I am trying to download some xml from Pubmed - no problems there, Biopython is great. The problem is that I do not really know how to manipulate the output. I want to put most of the parsed xml into a sql database, but I'm not familiar with the output. For some things I can call the parsed xml like a dictionary, but for others it doesn't seem that straight forward.
from Bio import Entrez
Entrez.email="xxxxxxxxxxxxx@gmail.com"
import sqlite3 as lite
handle=Entrez.efetch(db='pubmed',id='22737229', retmode='xml')
record = Entrez.read(handle)
If I want to find the title I can do this:
title=record[0]['MedlineCitation']['Article']['ArticleTitle']
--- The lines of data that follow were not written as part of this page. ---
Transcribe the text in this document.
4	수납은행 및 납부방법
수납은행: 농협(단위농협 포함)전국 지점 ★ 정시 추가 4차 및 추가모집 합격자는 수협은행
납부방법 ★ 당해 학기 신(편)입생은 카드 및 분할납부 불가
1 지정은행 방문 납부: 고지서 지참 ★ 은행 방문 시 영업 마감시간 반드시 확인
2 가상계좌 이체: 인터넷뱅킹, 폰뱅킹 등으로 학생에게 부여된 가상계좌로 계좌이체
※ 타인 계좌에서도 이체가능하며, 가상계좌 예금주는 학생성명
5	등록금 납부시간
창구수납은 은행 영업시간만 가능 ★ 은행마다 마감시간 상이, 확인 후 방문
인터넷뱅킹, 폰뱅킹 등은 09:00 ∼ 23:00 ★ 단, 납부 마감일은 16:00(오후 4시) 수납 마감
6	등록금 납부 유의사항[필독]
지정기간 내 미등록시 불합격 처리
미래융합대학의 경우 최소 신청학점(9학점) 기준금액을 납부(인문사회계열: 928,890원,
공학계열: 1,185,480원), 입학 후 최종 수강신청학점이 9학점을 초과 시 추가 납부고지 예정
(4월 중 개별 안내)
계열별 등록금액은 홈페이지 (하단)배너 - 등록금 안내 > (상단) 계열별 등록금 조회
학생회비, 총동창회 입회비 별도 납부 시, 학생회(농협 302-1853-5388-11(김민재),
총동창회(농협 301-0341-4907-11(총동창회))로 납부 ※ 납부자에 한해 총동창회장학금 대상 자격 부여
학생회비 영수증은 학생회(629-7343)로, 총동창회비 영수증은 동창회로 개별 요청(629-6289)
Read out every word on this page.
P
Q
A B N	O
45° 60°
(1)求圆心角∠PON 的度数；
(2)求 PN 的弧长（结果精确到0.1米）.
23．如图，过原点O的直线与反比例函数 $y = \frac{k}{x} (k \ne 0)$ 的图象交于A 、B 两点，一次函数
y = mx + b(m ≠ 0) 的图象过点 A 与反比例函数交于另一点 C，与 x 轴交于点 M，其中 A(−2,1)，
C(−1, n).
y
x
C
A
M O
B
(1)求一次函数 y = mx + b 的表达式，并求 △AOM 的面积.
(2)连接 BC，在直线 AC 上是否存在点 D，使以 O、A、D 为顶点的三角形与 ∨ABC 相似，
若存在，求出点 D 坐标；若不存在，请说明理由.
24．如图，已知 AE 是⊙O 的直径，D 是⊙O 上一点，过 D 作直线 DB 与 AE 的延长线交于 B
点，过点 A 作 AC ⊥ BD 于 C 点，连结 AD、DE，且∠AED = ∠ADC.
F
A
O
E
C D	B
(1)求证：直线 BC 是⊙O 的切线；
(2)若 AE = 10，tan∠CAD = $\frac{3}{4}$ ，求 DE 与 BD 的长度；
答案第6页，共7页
But the type of the parsed object is a class:
>>> type(record)
<class 'Bio.Entrez.Parser.ListElement'>
>>>r=record[0]
>>>type(r)
<class 'Bio.Entrez.Parser.DictionaryElement'>
>>> r.keys()
[u'MedlineCitation', u'PubmedData']
Which makes me think there must be a much easier way of doing this than using it as a dictionary. But when I try:
>>> r.MedlineCitation
Traceback (most recent call last):
File "<pyshell#67>", line 1, in <module>
r.MedlineCitation
AttributeError: 'DictionaryElement' object has no attribute 'MedlineCitation'
It doesn't work. I can obviously use it as a dictionary, but then I run into problems later.
The real problem is trying to get certain information from the record when using it like a dictionary:
>>> record[0]['MedlineCitation']['PMID']
StringElement('22737229', attributes={u'Version': u'1'})
Which means that I can't just plop (that's a technical term ;) it into my sql database but need to convert it:
>>> t=record[0]['MedlineCitation']['PMID']
>>> t
StringElement('22737229', attributes={u'Version': u'1'})
>>> int(t)
22737229
>>> str(t)
'22737229'
All in all I am glad for the depth of information that Entrez.read() provides but I am not sure how to easily use the information in the resulting class instance.
Cheers
Wheaton
I would use XSLT to insert pubmed-xml into a database, not python.
Sadly I have no knowledge of XSLT, but I've used python and the sqlite3 module before.
I can show a quick example , what's the schema of your database ?